Et puis parmi les artistes non magiciens : Guy Bedos, Raymond Devos, les Mummenschanz, entre autres…
Présentation du Festival de Magie de Nivelles 2016 (Belgique).
Quels sont les styles de magie qui vous attirent ?
Je préfère citer ceux qui ne m’attirent pas vraiment : souvent le mentalisme et la magie bizarre. Mais aussi la cartomagie et le close-up car ces deux disciplines sont la plupart du temps exécutées par des « techniciens sans émotions et qui sont assis et presqu’immobiles derrière une table » … Et d’une manière générale la magie sans émotion humaine, théâtralité ou qualité artistique.
Quelles sont vos influences artistiques ?
Sans doute une influence « cinéma muet » (Charlie Chaplin, Buster Keaton). J’ai peut-être aussi été influencé indirectement par Le Cirque imaginaire de Jean-Baptiste Thierrée et Victoria Chaplin.
Aussi par le Cirque Plume : j’ai d’ailleurs travaillé avec Rachel Ponsonby : une anglaise, femme orchestre et clown, qui a travaillé avec cette troupe.

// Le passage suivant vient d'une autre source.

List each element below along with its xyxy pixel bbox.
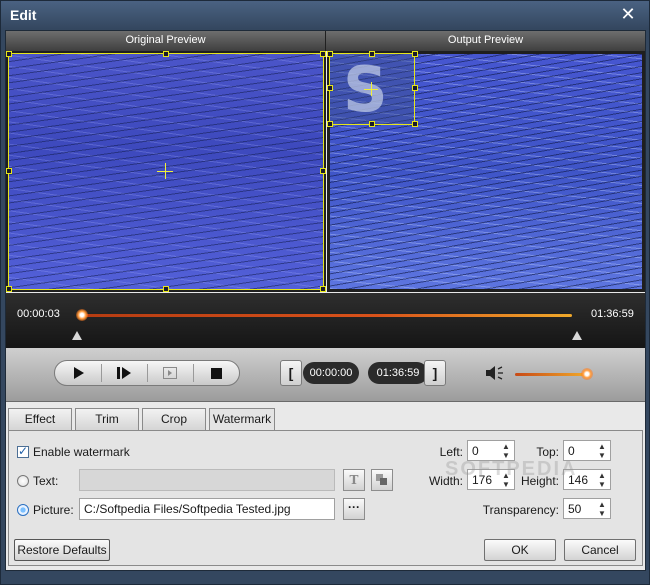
color-swatch-icon — [376, 474, 387, 485]
top-value: 0 — [568, 444, 575, 458]
enable-watermark-label: Enable watermark — [33, 445, 130, 459]
clip-start-time[interactable]: 00:00:00 — [303, 362, 359, 384]
watermark-handle[interactable] — [412, 85, 418, 91]
crop-handle[interactable] — [163, 51, 169, 57]
font-button[interactable]: T — [343, 469, 365, 491]
watermark-handle[interactable] — [412, 51, 418, 57]
spin-up-icon[interactable]: ▲ — [598, 442, 608, 451]
frame-icon — [163, 367, 177, 379]
color-button[interactable] — [371, 469, 393, 491]
playhead-knob[interactable] — [76, 309, 88, 321]
edit-window: Edit ✕ Original Preview Output Preview S… — [0, 0, 650, 585]
top-label: Top: — [536, 445, 559, 459]
crop-handle[interactable] — [6, 168, 12, 174]
preview-header: Original Preview Output Preview — [6, 31, 645, 51]
ok-button[interactable]: OK — [484, 539, 556, 561]
text-input[interactable] — [79, 469, 335, 491]
play-icon — [74, 367, 84, 379]
cancel-button[interactable]: Cancel — [564, 539, 636, 561]
output-preview: S — [327, 51, 645, 292]
set-end-button[interactable]: ] — [424, 360, 446, 386]
step-forward-icon — [117, 367, 131, 379]
playback-controls: [ 00:00:00 01:36:59 ] — [6, 348, 645, 402]
picture-label: Picture: — [33, 503, 74, 517]
volume-knob[interactable] — [581, 368, 593, 380]
browse-button[interactable]: ··· — [343, 498, 365, 520]
enable-watermark-checkbox[interactable] — [17, 444, 29, 458]
original-preview-label: Original Preview — [125, 34, 206, 46]
spin-up-icon[interactable]: ▲ — [598, 500, 608, 509]
softpedia-watermark: SOFTPEDIA — [445, 458, 578, 480]
crop-handle[interactable] — [320, 51, 326, 57]
speaker-icon[interactable] — [486, 365, 504, 381]
watermark-crosshair-icon — [371, 82, 372, 96]
watermark-handle[interactable] — [327, 85, 333, 91]
progress-track[interactable] — [82, 314, 572, 317]
crop-handle[interactable] — [320, 168, 326, 174]
close-icon[interactable]: ✕ — [619, 5, 637, 23]
play-button[interactable] — [55, 361, 101, 385]
clip-end-time[interactable]: 01:36:59 — [368, 362, 428, 384]
stop-button[interactable] — [193, 361, 239, 385]
spin-up-icon[interactable]: ▲ — [598, 471, 608, 480]
trim-end-marker[interactable] — [572, 331, 582, 340]
picture-watermark-radio[interactable] — [17, 504, 29, 516]
center-crosshair-icon — [165, 163, 166, 179]
text-label: Text: — [33, 474, 59, 488]
title-bar: Edit ✕ — [1, 1, 649, 29]
snapshot-button[interactable] — [147, 361, 193, 385]
spin-down-icon[interactable]: ▼ — [598, 509, 608, 518]
tab-trim[interactable]: Trim — [75, 408, 139, 430]
volume-slider[interactable] — [515, 373, 587, 376]
crop-handle[interactable] — [6, 51, 12, 57]
next-frame-button[interactable] — [101, 361, 147, 385]
output-preview-label: Output Preview — [447, 34, 524, 46]
text-watermark-radio[interactable] — [17, 475, 29, 487]
left-value: 0 — [472, 444, 479, 458]
spin-down-icon[interactable]: ▼ — [598, 480, 608, 489]
left-label: Left: — [439, 445, 463, 459]
original-preview — [6, 51, 326, 292]
picture-path-input[interactable]: C:/Softpedia Files/Softpedia Tested.jpg — [79, 498, 335, 520]
tab-watermark[interactable]: Watermark — [209, 408, 275, 431]
crop-handle[interactable] — [320, 286, 326, 292]
tab-effect[interactable]: Effect — [8, 408, 72, 430]
transport-group — [54, 360, 240, 386]
transparency-value: 50 — [568, 502, 582, 516]
window-title: Edit — [10, 7, 37, 23]
current-time: 00:00:03 — [17, 308, 60, 320]
dialog-body: Original Preview Output Preview S 00:00:… — [5, 30, 646, 571]
set-start-button[interactable]: [ — [280, 360, 302, 386]
transparency-spinner[interactable]: 50 ▲ ▼ — [563, 498, 611, 519]
crop-handle[interactable] — [163, 286, 169, 292]
watermark-handle[interactable] — [327, 121, 333, 127]
total-time: 01:36:59 — [591, 308, 634, 320]
trim-start-marker[interactable] — [72, 331, 82, 340]
restore-defaults-button[interactable]: Restore Defaults — [14, 539, 110, 561]
watermark-handle[interactable] — [369, 121, 375, 127]
timeline-bar: 00:00:03 01:36:59 — [6, 293, 645, 348]
stop-icon — [210, 367, 222, 379]
watermark-handle[interactable] — [327, 51, 333, 57]
spin-down-icon[interactable]: ▼ — [598, 451, 608, 460]
watermark-handle[interactable] — [369, 51, 375, 57]
crop-handle[interactable] — [6, 286, 12, 292]
tab-crop[interactable]: Crop — [142, 408, 206, 430]
watermark-handle[interactable] — [412, 121, 418, 127]
transparency-label: Transparency: — [482, 503, 559, 517]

Quel conseil et quel chemin conseiller à un magicien débutant ?
Il n’y a pas que la magie dans la vie !
Quel regard portez-vous sur la magie actuelle ?
Je suis avec intérêt et curiosité l’évolution de la magie nouvelle même si je trouve leur définition (« Langage qui est le détournement du réel dans le réel ») assez nébuleuse. Par contre, leur propos sur l’histoire de la magie sont intéressants (en particulier sur la fête de Saint-Nicolas !).
Xavier Mortimer, Pierric ou même James Thierrée ne se revendiquent pas de ce mouvement mais leur travail est aussi très intéressant et original sans qu’il soit nécessaire de l’expliquer par des phrases et des mots…
Les spectacles de magie nouvelle sont de grandes qualités artistiques et techniques mais je me suis quand même ennuyé dans la « pénombre monotone » du Soir des Monstres jusqu’à la très belle scène finale. J’ai beaucoup aimé l’ambiance musicale et certains numéros du Cabaret Magique, Nous, Rêveurs Définitifs.
J’irai voir Le Syndrome de Cassandre dès que possible.
En ce qui concerne la magie actuelle de manière générale, je suis parfois écœuré par les gimmicks dont le nombre explose depuis plusieurs années.
Evidemment c’est une source de revenu pour les magiciens et cela fait preuve de créativité mais quand on vante les beaux emballages de ces gimmicks sur Internet : je trouve que ce n’est plus que du commerce et qu’il faut attirer le client pour qu’il achète « la merveille » pour … « en fin de compte »….la ranger dans un tiroir après peut-être une seule utilisation en public et encore…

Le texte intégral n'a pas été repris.